Bild: Berlins Lehrkräfte sind oft viel zu lange im Einsatz
Berlin taz | Mehr als 2 Millionen Stunden arbeiten Berlins Lehrer*innen
jedes Jahr, ohne dafür bezahlt zu werden. Das ergibt sich aus einer
repräsentativen Studie zu ihrer tatsächlichen Arbeitszeit. Demnach kommt
eine Lehrer*in jährlich im Schnitt auf rund 100 Stunden mehr Arbeit, als
es für Berliner Beamt*innen und Angestellte vorgesehen ist. Damit liegen
sie ein Vielfaches über dem Durchschnitt: Laut dem Institut für
Arbeitsmarkt- und Berufsforschung von der Bundesagentur für Arbeit haben
Erwerbstätige pro Kopf im Jahr 2024 bundesweit rund 15 Stunden unbezahlte
Mehrarbeit geleistet.
Die Mehrarbeit der Lehrer*innen fällt dabei in ihrem Arbeitsalltag
einfach unter den Tisch. Denn Lehrer*innen werden für eine bestimmte
Anzahl an Unterrichtsstunden eingestellt. Wie und wann sie die vor- und
nachbereiten, wann sie Klassenarbeiten korrigieren und wie sie ihre Zeit
auf Elterngespräche, Gespräche mit und über Schüler*innen, Organisation von
Fahrten und Ausflügen sowie zahlreiche Schulkonferenzen verteilen, das
bleibt ihnen selbst überlassen. „In anderen Arbeitsverhältnissen folgt bei
Mehrarbeit in der Regel nach sechs Wochen ein Zeitausgleich“, sagt Frank
Mußmann, Leiter der Kooperationsstelle Hochschulen und Gewerkschaften der
Uni Göttingen, der die Studie maßgeblich durchgeführt und ausgewertet hat.

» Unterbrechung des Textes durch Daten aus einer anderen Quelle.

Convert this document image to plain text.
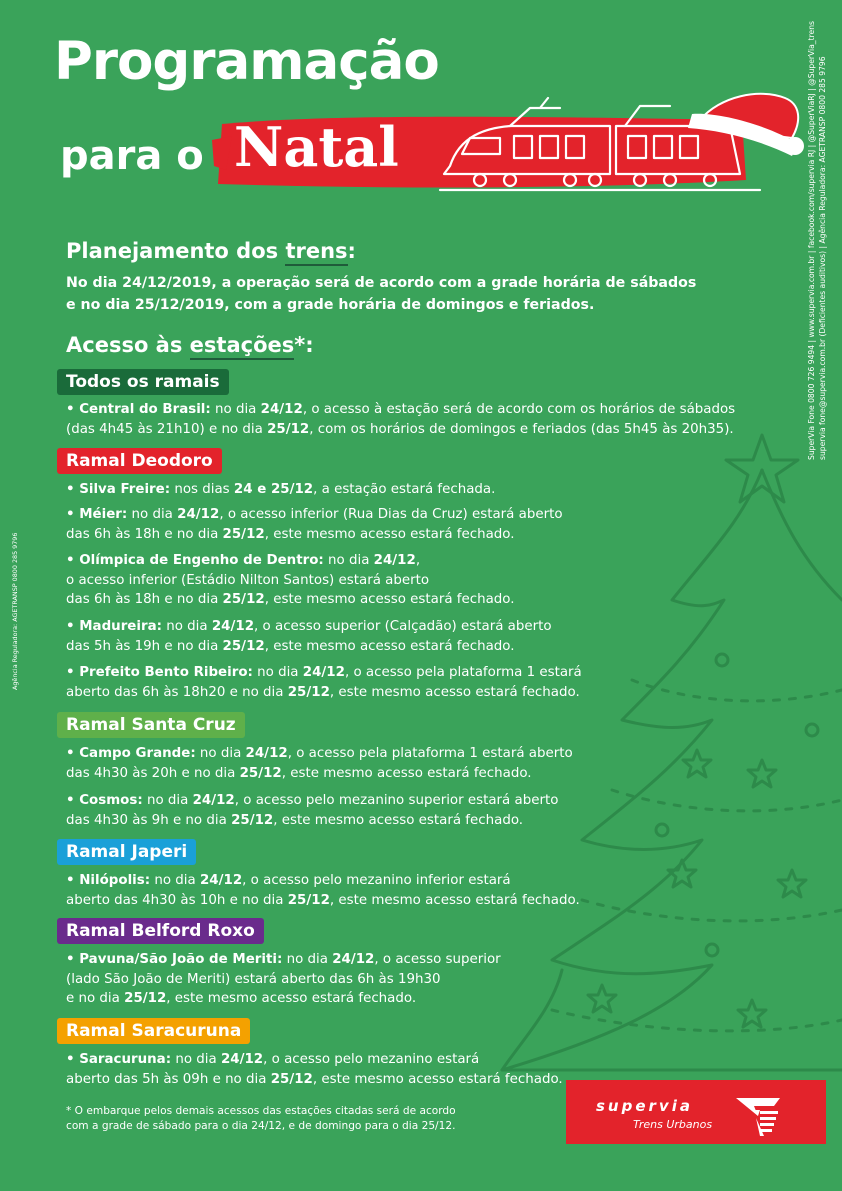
Programação
para o Natal	SuperVia Fone 0800 726 9494 | www.supervia.com.br | facebook.com/supervia RJ | @SuperViaRJ | @SuperVia_trens supervia fone@supervia.com.br (Deficientes auditivos) | Agência Reguladora: AGETRANSP 0800 285 9796
Agência Reguladora: AGETRANSP 0800 285 9796
Planejamento dos trens:
No dia 24/12/2019, a operação será de acordo com a grade horária de sábados
e no dia 25/12/2019, com a grade horária de domingos e feriados.
Acesso às estações*:
Todos os ramais
• Central do Brasil: no dia 24/12, o acesso à estação será de acordo com os horários de sábados
(das 4h45 às 21h10) e no dia 25/12, com os horários de domingos e feriados (das 5h45 às 20h35).
Ramal Deodoro
• Silva Freire: nos dias 24 e 25/12, a estação estará fechada.
• Méier: no dia 24/12, o acesso inferior (Rua Dias da Cruz) estará aberto
das 6h às 18h e no dia 25/12, este mesmo acesso estará fechado.
• Olímpica de Engenho de Dentro: no dia 24/12,
o acesso inferior (Estádio Nilton Santos) estará aberto
das 6h às 18h e no dia 25/12, este mesmo acesso estará fechado.
• Madureira: no dia 24/12, o acesso superior (Calçadão) estará aberto
das 5h às 19h e no dia 25/12, este mesmo acesso estará fechado.
• Prefeito Bento Ribeiro: no dia 24/12, o acesso pela plataforma 1 estará
aberto das 6h às 18h20 e no dia 25/12, este mesmo acesso estará fechado.
Ramal Santa Cruz
• Campo Grande: no dia 24/12, o acesso pela plataforma 1 estará aberto
das 4h30 às 20h e no dia 25/12, este mesmo acesso estará fechado.
• Cosmos: no dia 24/12, o acesso pelo mezanino superior estará aberto
das 4h30 às 9h e no dia 25/12, este mesmo acesso estará fechado.
Ramal Japeri
• Nilópolis: no dia 24/12, o acesso pelo mezanino inferior estará
aberto das 4h30 às 10h e no dia 25/12, este mesmo acesso estará fechado.
Ramal Belford Roxo
• Pavuna/São João de Meriti: no dia 24/12, o acesso superior
(lado São João de Meriti) estará aberto das 6h às 19h30
e no dia 25/12, este mesmo acesso estará fechado.
Ramal Saracuruna
• Saracuruna: no dia 24/12, o acesso pelo mezanino estará
aberto das 5h às 09h e no dia 25/12, este mesmo acesso estará fechado.
* O embarque pelos demais acessos das estações citadas será de acordo
com a grade de sábado para o dia 24/12, e de domingo para o dia 25/12.
supervia
Trens Urbanos
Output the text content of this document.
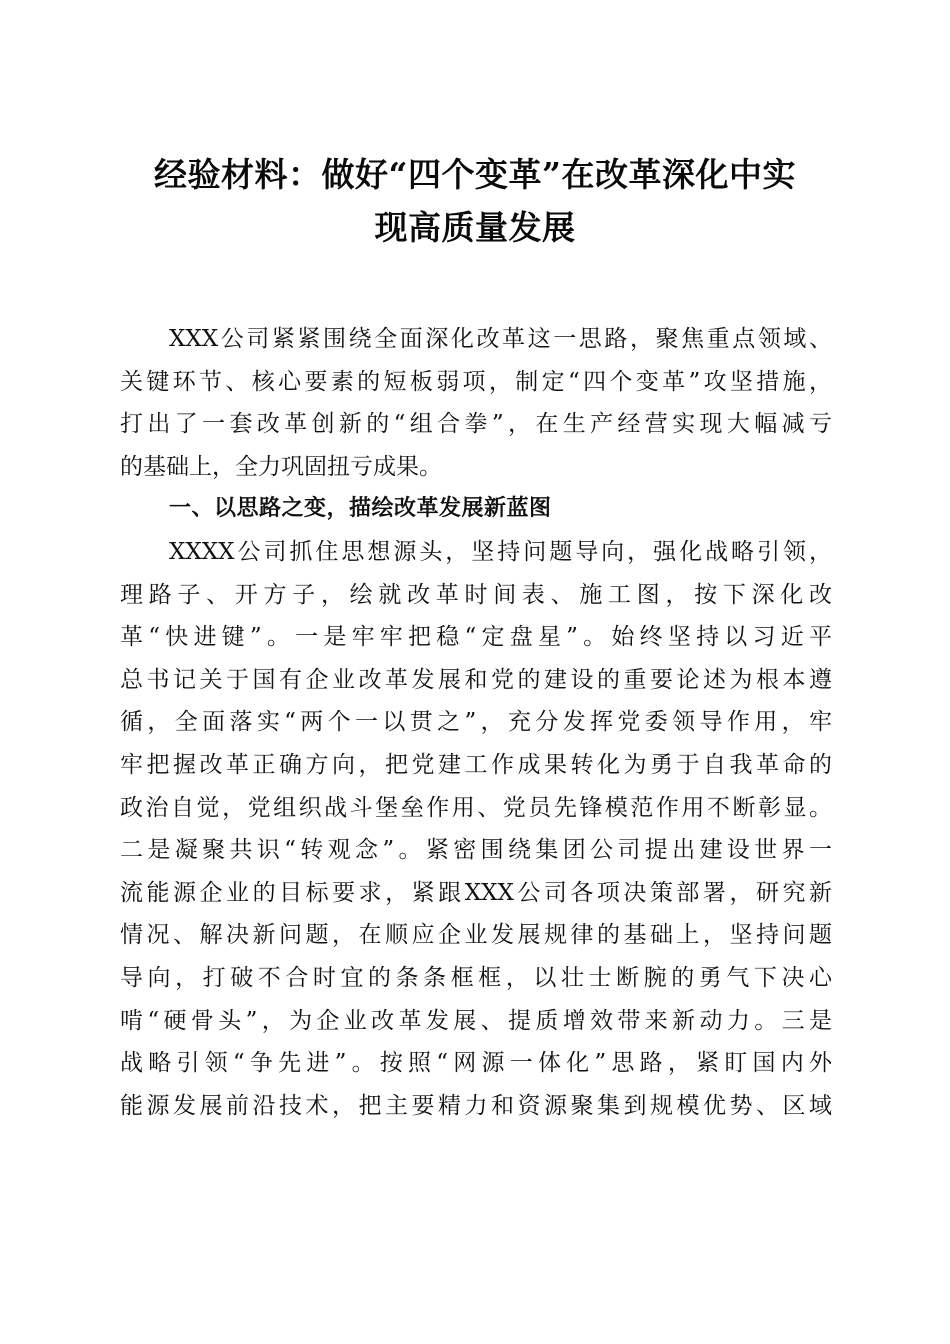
经验材料：做好“四个变革”在改革深化中实
现高质量发展
XXX公司紧紧围绕全面深化改革这一思路，聚焦重点领域、
关键环节、核心要素的短板弱项，制定“四个变革”攻坚措施，
打出了一套改革创新的“组合拳”，在生产经营实现大幅减亏
的基础上，全力巩固扭亏成果。
一、以思路之变，描绘改革发展新蓝图
XXXX公司抓住思想源头，坚持问题导向，强化战略引领，
理路子、开方子，绘就改革时间表、施工图，按下深化改
革“快进键”。一是牢牢把稳“定盘星”。始终坚持以习近平
总书记关于国有企业改革发展和党的建设的重要论述为根本遵
循，全面落实“两个一以贯之”，充分发挥党委领导作用，牢
牢把握改革正确方向，把党建工作成果转化为勇于自我革命的
政治自觉，党组织战斗堡垒作用、党员先锋模范作用不断彰显。
二是凝聚共识“转观念”。紧密围绕集团公司提出建设世界一
流能源企业的目标要求，紧跟XXX公司各项决策部署，研究新
情况、解决新问题，在顺应企业发展规律的基础上，坚持问题
导向，打破不合时宜的条条框框，以壮士断腕的勇气下决心
啃“硬骨头”，为企业改革发展、提质增效带来新动力。三是
战略引领“争先进”。按照“网源一体化”思路，紧盯国内外
能源发展前沿技术，把主要精力和资源聚集到规模优势、区域
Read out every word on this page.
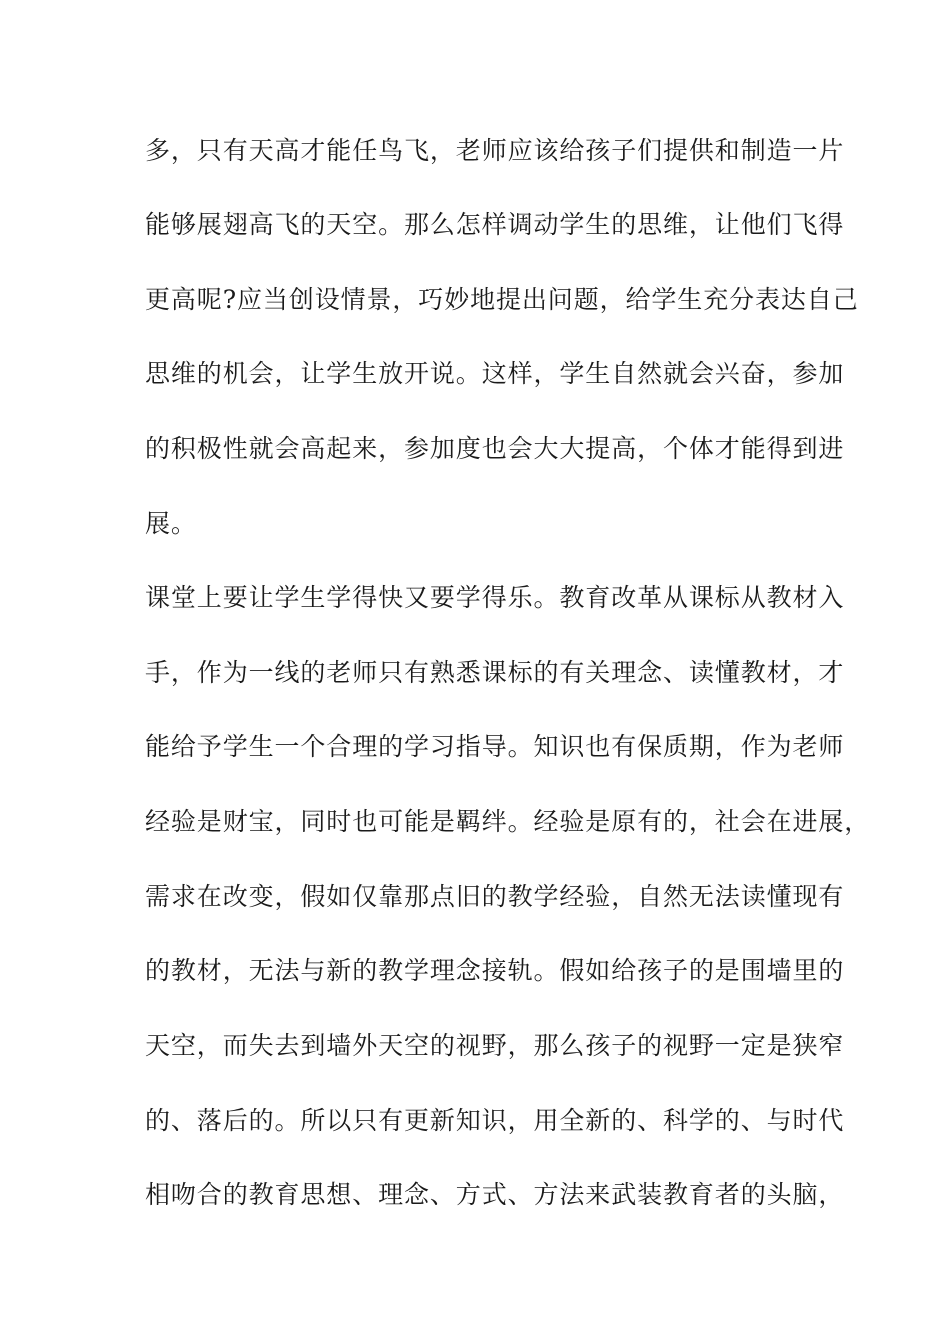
多，只有天高才能任鸟飞，老师应该给孩子们提供和制造一片
能够展翅高飞的天空。那么怎样调动学生的思维，让他们飞得
更高呢?应当创设情景，巧妙地提出问题，给学生充分表达自己
思维的机会，让学生放开说。这样，学生自然就会兴奋，参加
的积极性就会高起来，参加度也会大大提高，个体才能得到进
展。
课堂上要让学生学得快又要学得乐。教育改革从课标从教材入
手，作为一线的老师只有熟悉课标的有关理念、读懂教材，才
能给予学生一个合理的学习指导。知识也有保质期，作为老师
经验是财宝，同时也可能是羁绊。经验是原有的，社会在进展，
需求在改变，假如仅靠那点旧的教学经验，自然无法读懂现有
的教材，无法与新的教学理念接轨。假如给孩子的是围墙里的
天空，而失去到墙外天空的视野，那么孩子的视野一定是狭窄
的、落后的。所以只有更新知识，用全新的、科学的、与时代
相吻合的教育思想、理念、方式、方法来武装教育者的头脑，
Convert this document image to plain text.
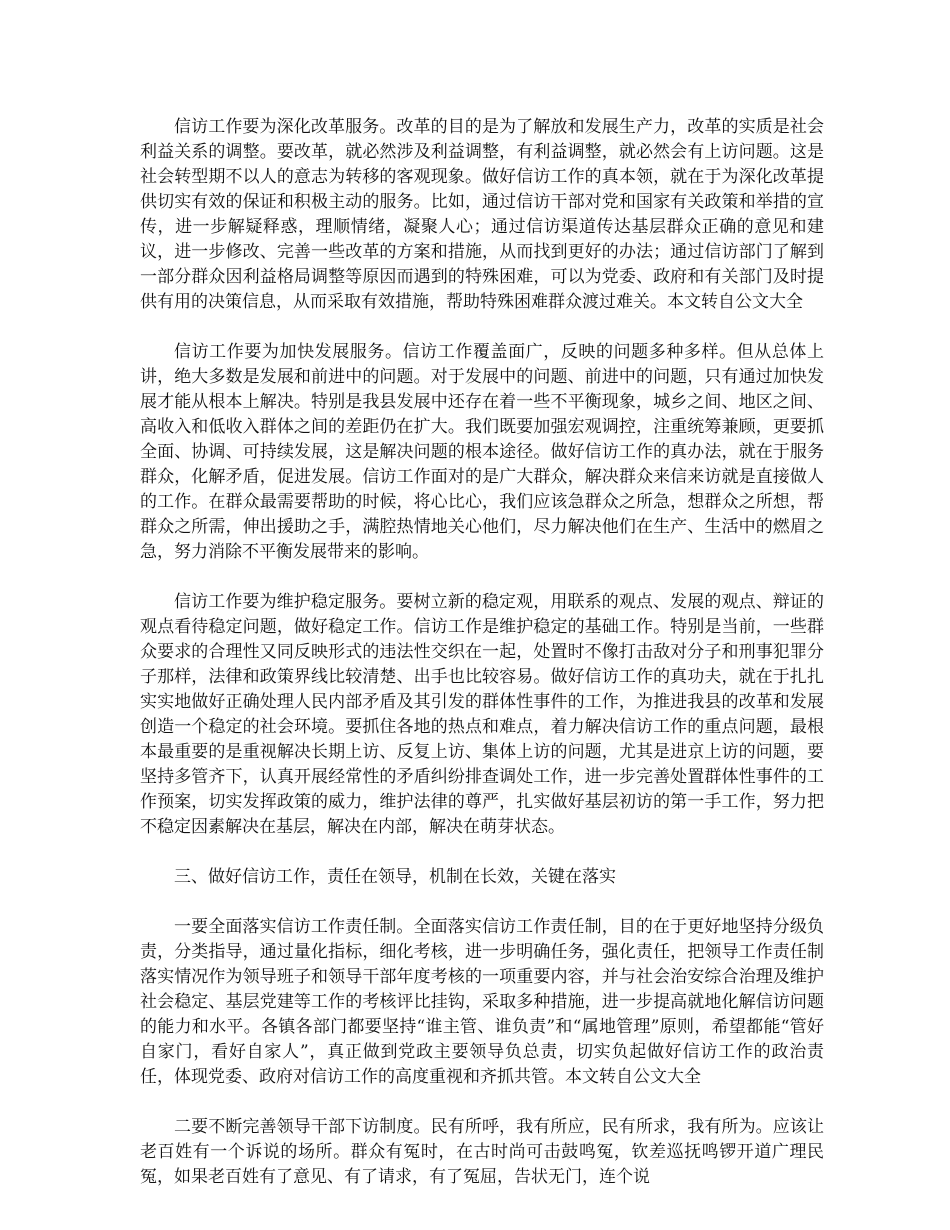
信访工作要为深化改革服务。改革的目的是为了解放和发展生产力，改革的实质是社会利益关系的调整。要改革，就必然涉及利益调整，有利益调整，就必然会有上访问题。这是社会转型期不以人的意志为转移的客观现象。做好信访工作的真本领，就在于为深化改革提供切实有效的保证和积极主动的服务。比如，通过信访干部对党和国家有关政策和举措的宣传，进一步解疑释惑，理顺情绪，凝聚人心；通过信访渠道传达基层群众正确的意见和建议，进一步修改、完善一些改革的方案和措施，从而找到更好的办法；通过信访部门了解到一部分群众因利益格局调整等原因而遇到的特殊困难，可以为党委、政府和有关部门及时提供有用的决策信息，从而采取有效措施，帮助特殊困难群众渡过难关。本文转自公文大全

信访工作要为加快发展服务。信访工作覆盖面广，反映的问题多种多样。但从总体上讲，绝大多数是发展和前进中的问题。对于发展中的问题、前进中的问题，只有通过加快发展才能从根本上解决。特别是我县发展中还存在着一些不平衡现象，城乡之间、地区之间、高收入和低收入群体之间的差距仍在扩大。我们既要加强宏观调控，注重统筹兼顾，更要抓全面、协调、可持续发展，这是解决问题的根本途径。做好信访工作的真办法，就在于服务群众，化解矛盾，促进发展。信访工作面对的是广大群众，解决群众来信来访就是直接做人的工作。在群众最需要帮助的时候，将心比心，我们应该急群众之所急，想群众之所想，帮群众之所需，伸出援助之手，满腔热情地关心他们，尽力解决他们在生产、生活中的燃眉之急，努力消除不平衡发展带来的影响。

信访工作要为维护稳定服务。要树立新的稳定观，用联系的观点、发展的观点、辩证的观点看待稳定问题，做好稳定工作。信访工作是维护稳定的基础工作。特别是当前，一些群众要求的合理性又同反映形式的违法性交织在一起，处置时不像打击敌对分子和刑事犯罪分子那样，法律和政策界线比较清楚、出手也比较容易。做好信访工作的真功夫，就在于扎扎实实地做好正确处理人民内部矛盾及其引发的群体性事件的工作，为推进我县的改革和发展创造一个稳定的社会环境。要抓住各地的热点和难点，着力解决信访工作的重点问题，最根本最重要的是重视解决长期上访、反复上访、集体上访的问题，尤其是进京上访的问题，要坚持多管齐下，认真开展经常性的矛盾纠纷排查调处工作，进一步完善处置群体性事件的工作预案，切实发挥政策的威力，维护法律的尊严，扎实做好基层初访的第一手工作，努力把不稳定因素解决在基层，解决在内部，解决在萌芽状态。

三、做好信访工作，责任在领导，机制在长效，关键在落实

一要全面落实信访工作责任制。全面落实信访工作责任制，目的在于更好地坚持分级负责，分类指导，通过量化指标，细化考核，进一步明确任务，强化责任，把领导工作责任制落实情况作为领导班子和领导干部年度考核的一项重要内容，并与社会治安综合治理及维护社会稳定、基层党建等工作的考核评比挂钩，采取多种措施，进一步提高就地化解信访问题的能力和水平。各镇各部门都要坚持“谁主管、谁负责”和“属地管理”原则，希望都能“管好自家门，看好自家人”，真正做到党政主要领导负总责，切实负起做好信访工作的政治责任，体现党委、政府对信访工作的高度重视和齐抓共管。本文转自公文大全

二要不断完善领导干部下访制度。民有所呼，我有所应，民有所求，我有所为。应该让老百姓有一个诉说的场所。群众有冤时，在古时尚可击鼓鸣冤，钦差巡抚鸣锣开道广理民冤，如果老百姓有了意见、有了请求，有了冤屈，告状无门，连个说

Knapp ein Drittel der Lehrer*innen überschreitet laut der Studie zudem
regelmäßig die gesetzlich festgelegte Höchstarbeitszeit. Sie kommen in
Schulwochen auf eine durchschnittliche Arbeitszeit von mehr als 48 Stunden.
Insgesamt leisten laut Studie rund zwei Drittel der Lehrer*innen
Mehrarbeit.
Besonders belastet sind demnach Schulleitungen,
Gymnasiallehrer*innen, aber auch Lehrer*innen, die nur Teilzeit
arbeiten – denn an Konferenzen müssen sie trotzdem voll teilnehmen, und
auch wenn sie viele Schüler*innen und damit Korrekturaufgaben haben,
beeinflusst das die Arbeitszeit. Die Studie kommt zu dem Schluss, dass
Berlin mehr als 1.300 weitere Lehrer*innen in Vollzeit einstellen
müsste, um die Mehrarbeit aufzufangen – zusätzlich zu den aktuell eh schon
knapp 1.000 unbesetzten Stellen. Dabei seien die 1.300 noch „sehr grob,
sehr vorsichtig kalkuliert“, sagt Mußmann.
## Ein Schuljahr lang Arbeitszeit erfasst
Für die Studie hatten rund 1.200 Lehrer*innen [1][ein Jahr lang ihre
Arbeitszeit minutengenau] erfasst. Die Uni hatte ihnen dafür eine App zur
Verfügung gestellt, in die sie Arbeitsanfang und -ende sowie die Art ihrer
Tätigkeit eintragen sollten (siehe Beitext). Beteiligt waren
Lehrer*innen von allen Schulformen, wobei die Daten der Lehrkräfte der
berufsbildenden Schulen nicht in die Auswertung eingeflossen sind.
Besonders in Vollzeit beschäftigte Lehrer*innen seien aus der Studie
ausgeschieden, weil sie es neben dem Schulbetrieb nicht mehr geschafft
hätten, ihre Arbeit zu erfassen, sagt Mußmann. „Wir hatten viele Personen,
die anfangs sehr engagiert dabei waren, die uns dann aber geschrieben
haben, dass sie anders priorisieren mussten“, sagt er. Für die Studie sei
die Erfassung von mehr als 20 verschiedenen Tätigkeiten tatsächlich
aufwändig gewesen, erläutert er.
Die Studie macht auch sichtbar, wo die Mehrarbeit anfällt: Der Unterricht
an sich macht demnach 31 Prozent der Arbeitszeit von Lehrer*innen aus,
rund 32 Prozent wenden sie für Vor- und Nachbereitung und Korrekturen auf.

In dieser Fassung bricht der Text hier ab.